【社員を活かす社長の視点】第4話:社員からブラック企業だと指摘される会社の本当の理由
ビジネススタイリスト代表の大西美佳です。
このところの台風上陸により、自宅待機や早退など社員に対して、給料は支払うべきかどうかの問い合わせが多くありました。会社の指示による場合は、給料または休業手当を支払わなければなりませんが、自己判断の場合は払わなくても良いことになります。しかし、社員の側からすれば「自分のせいじゃないのに、給料がカットされるなんて納得いかない」と憤慨する人もいます。
また、こんな要求もあります。
社員:「60分間の休憩がきちんと取れなかったので、その分割増賃金払ってください。」
会社:「いや、休憩は自分できちんと取って下さい」
社員:「だって、実際に仕事が多くて取れないんです!それってブラック企業じゃないんですか!」となんでもかんでもブラック企業扱いして会社に訴えます。
残業もしかり。与えられた仕事が定時内に終わらないのは、業務量のせいではなく、本人の能力不足であったとしても、会社には残業代を支払う義務が発生します。
なぜなら、労働基準法は、業務により拘束した時間=(イコール)労働時間だからです。工場で強制労働させられていた時代に作られた法律ですから、経営者の搾取や休憩も取らず働かされる労働者を守るために制定されました。
その時代には、大きな役目を果たしたと思いますが、サービス業が増え、IT活用の時代にはまったく世の中の実態に合っていないものになっています。
もちろん長時間労働は許されることではありませんが、ひとりひとりの働く時間の「中身や質」を問われる時代だと思います。
働き方改革で労働関係法令が改正され、残業時間上限制、同一労働同一賃金が叫ばれ、ますます社員の時間や賃金に関する関心は高まっています。ブラック企業と言われないために、対処し労働基準法を遵守できたとしても、社長の気持ちは晴れないままです。
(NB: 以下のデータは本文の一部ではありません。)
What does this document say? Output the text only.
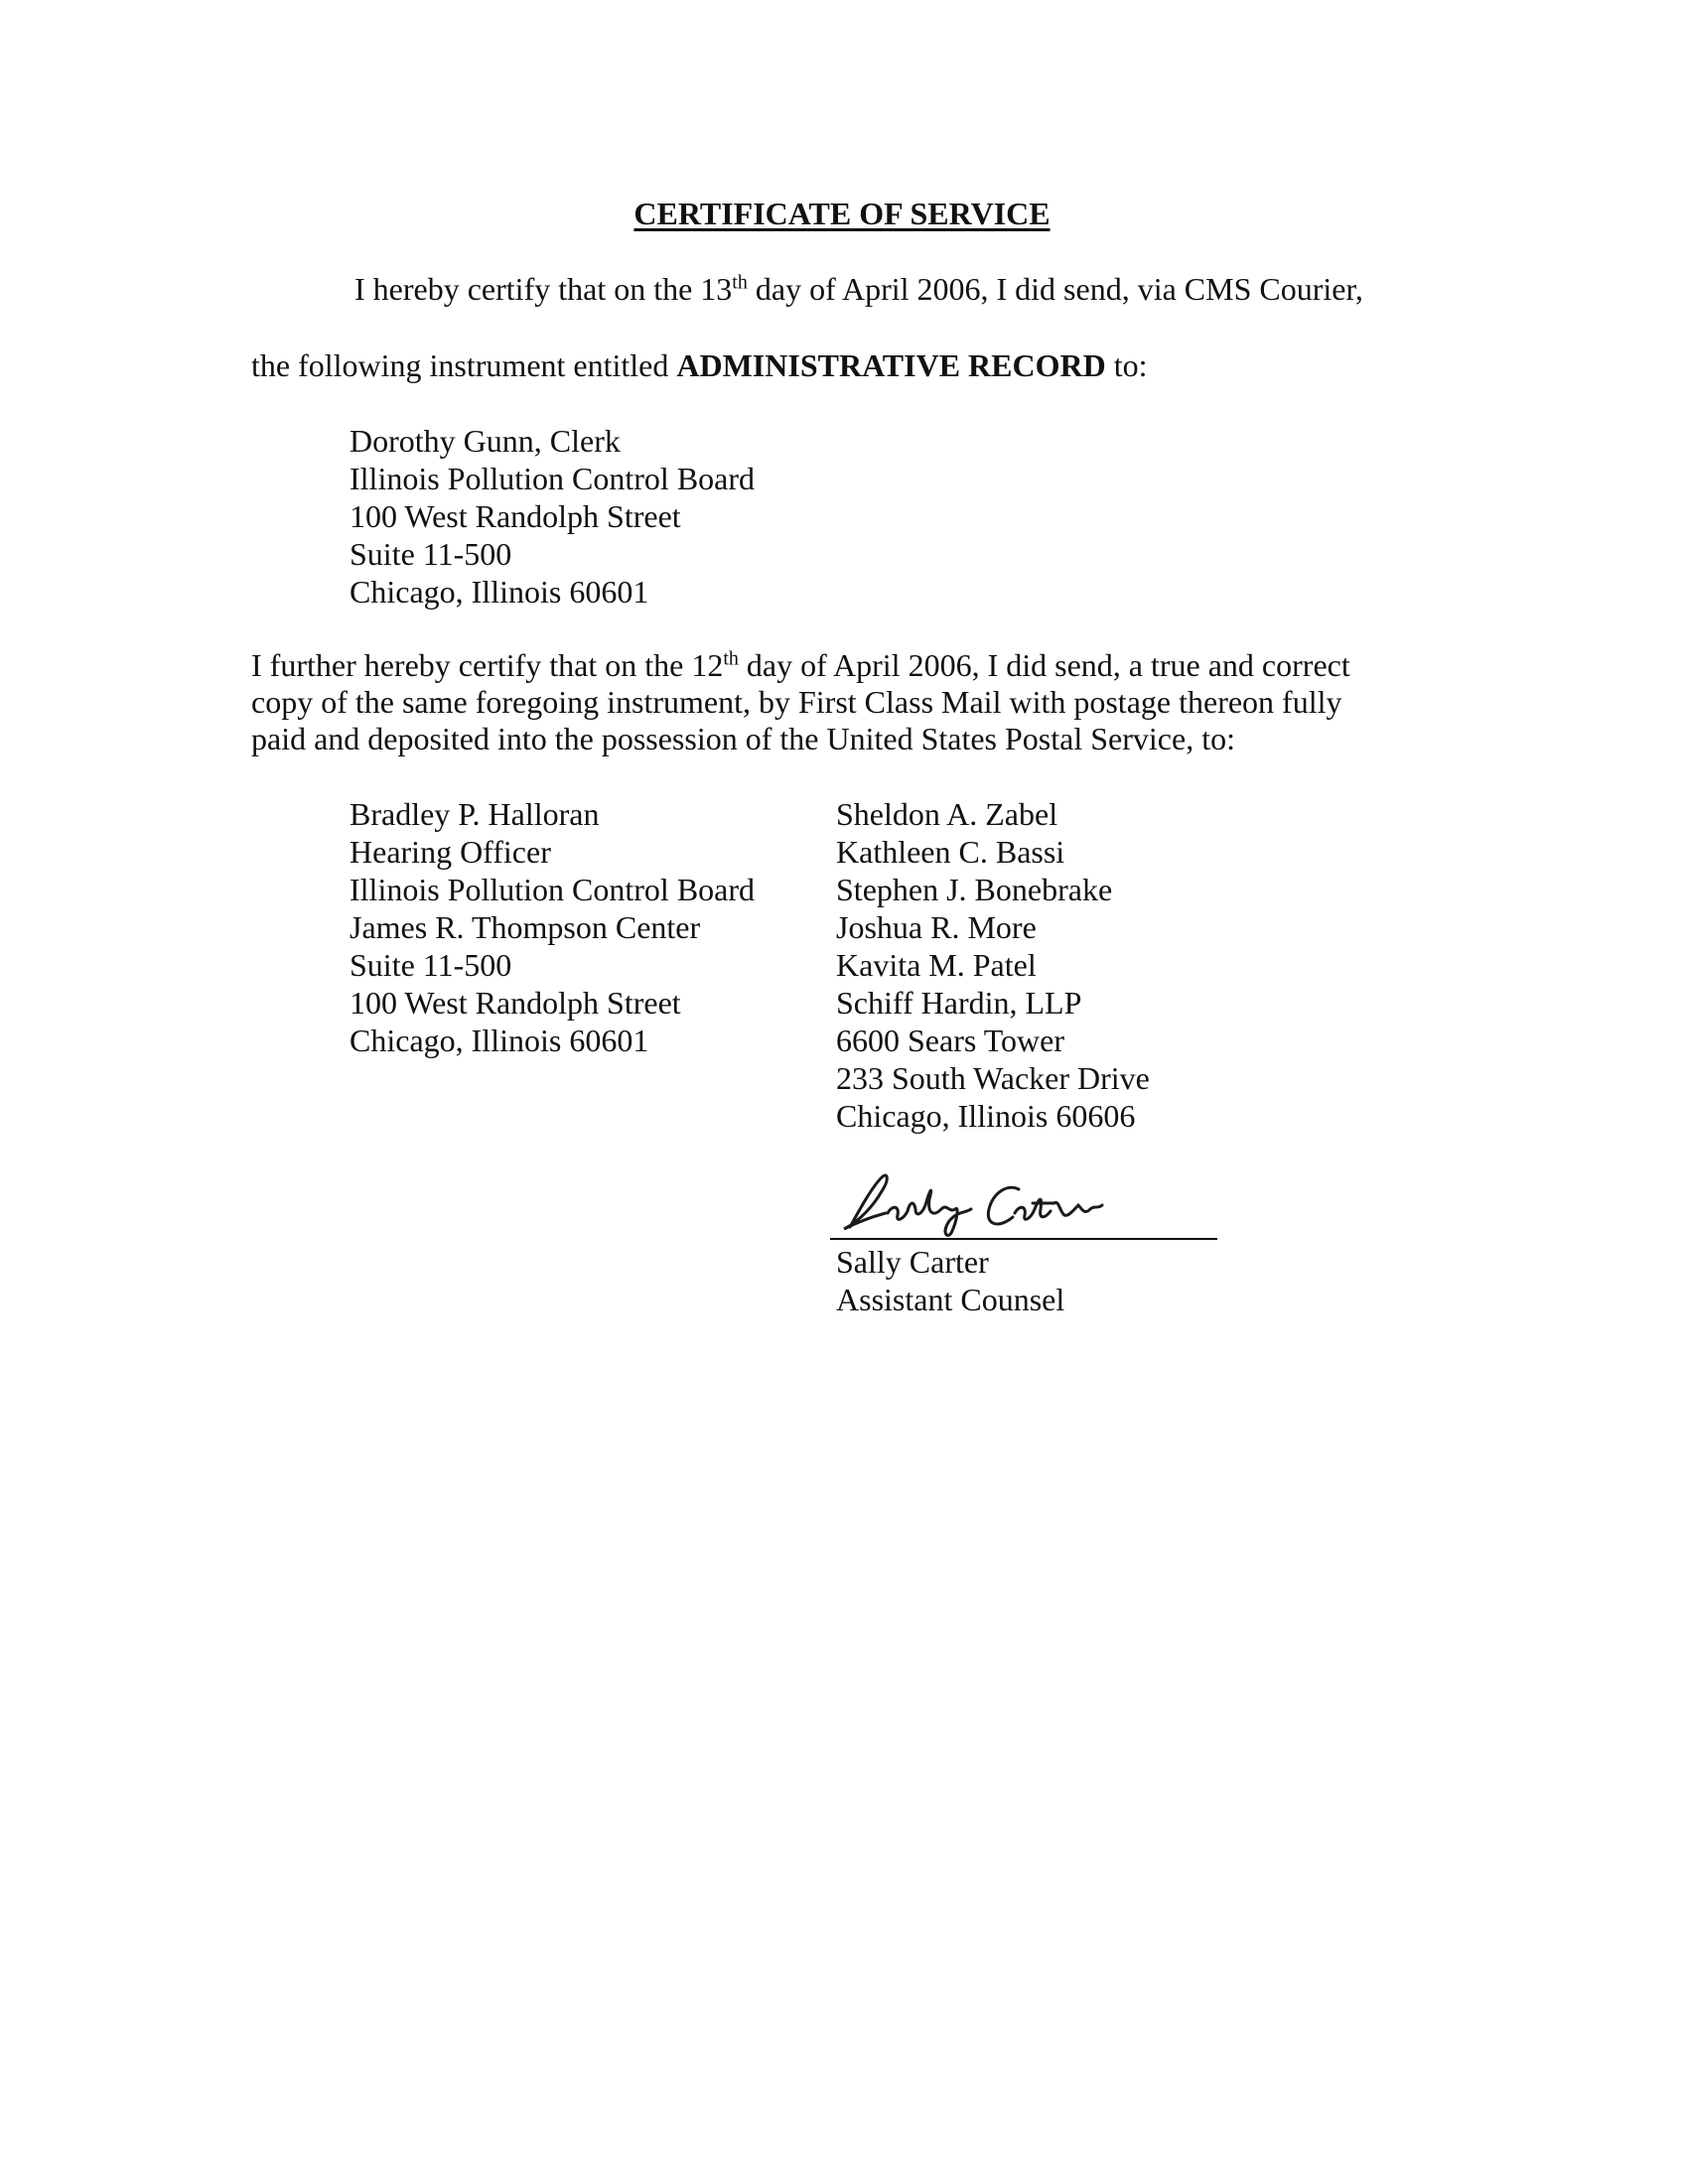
CERTIFICATE OF SERVICE
I hereby certify that on the 13th day of April 2006, I did send, via CMS Courier,
the following instrument entitled ADMINISTRATIVE RECORD to:
Dorothy Gunn, Clerk
Illinois Pollution Control Board
100 West Randolph Street
Suite 11-500
Chicago, Illinois 60601
I further hereby certify that on the 12th day of April 2006, I did send, a true and correct
copy of the same foregoing instrument, by First Class Mail with postage thereon fully
paid and deposited into the possession of the United States Postal Service, to:
Bradley P. Halloran
Hearing Officer
Illinois Pollution Control Board
James R. Thompson Center
Suite 11-500
100 West Randolph Street
Chicago, Illinois 60601
Sheldon A. Zabel
Kathleen C. Bassi
Stephen J. Bonebrake
Joshua R. More
Kavita M. Patel
Schiff Hardin, LLP
6600 Sears Tower
233 South Wacker Drive
Chicago, Illinois 60606
Sally Carter
Assistant Counsel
当然ながら、法令遵守は、マイナスをゼロにするだけで、社員のやる気につながったり、業績向上などの経営状況の改善につながるわけではないからです。
労働時間を訴えてくる社員を出さないための対処法は、法令遵守の徹底でなく、社員の価値教育です。価値教育とは、我が社において働くとは、こういうことだという価値観を持てるように社員を教育することです。
会社に対して、権利主張の激しい「時間を切り売りする社員」は、自分がどのぐらい会社に貢献しているか、周囲からの評価を得ているか、には意識が向いていません。これからは、労働時間しか提供できない社員は、永久に「作業者」から抜け出せず、いずれはAIや機械に取って変わられるのです。
我が社は単なる「作業者」ではなく、新たな「付加価値を生み出せる人材」を育てていくことを目標とし、社員にはお客様への貢献を求めていく。という明確なメッセージを社長が発していくことにより、会社における働くことの価値観の醸成していく。
仕事をすることが、喜びになる、自分の価値を上げることになる。そこに意識を向ける社員が増えると自然と、権利主張だけでなく、自分がどれぐらい会社やチームに貢献しているのかを見る目線ができてきます。
権利主張している社員は、自分のことだけを見ているのです。やじるしは常に自分に向いています。そうなると、周りを客観的に見ることができず、自分は損をしている、自分は認められていない、そして、相手や会社が悪いのだという思考にならざるを得ないのです。
つまり社員の視点を「自分」から、「自分を取り巻く環境」へシフトさせることがポイントです。日頃から社員の視点をシフトさせるための、工夫や関わりが必要になります。視点が上がると視野が広がる分、判断材料も増え、適切な判断ができるようになります。
また、事前に起こりそうな問題を想定した仕事の段取りが可能になり、もちろん、業務フローの見直しなど改善点も見つけることができるようになるでしょう。
国の言う働き方改革に真面目に取り組んでも、社員の思考や価値観を変える取り組みをしなければ、経営を圧迫するだけになります。法律対応と社員の職業観の醸成、この2つを同時に着手しなければなりません。
社員の視点をあげて、生産性を高め、業務効率化を実現し、新しいアイデアやサービスを生み出す。
ブラック企業対策を目先の労務改善だけに留まらせず、未来の会社づくりのための、良い機会としてとらえ、社員の価値教育にいまから取り組んでいきましょう。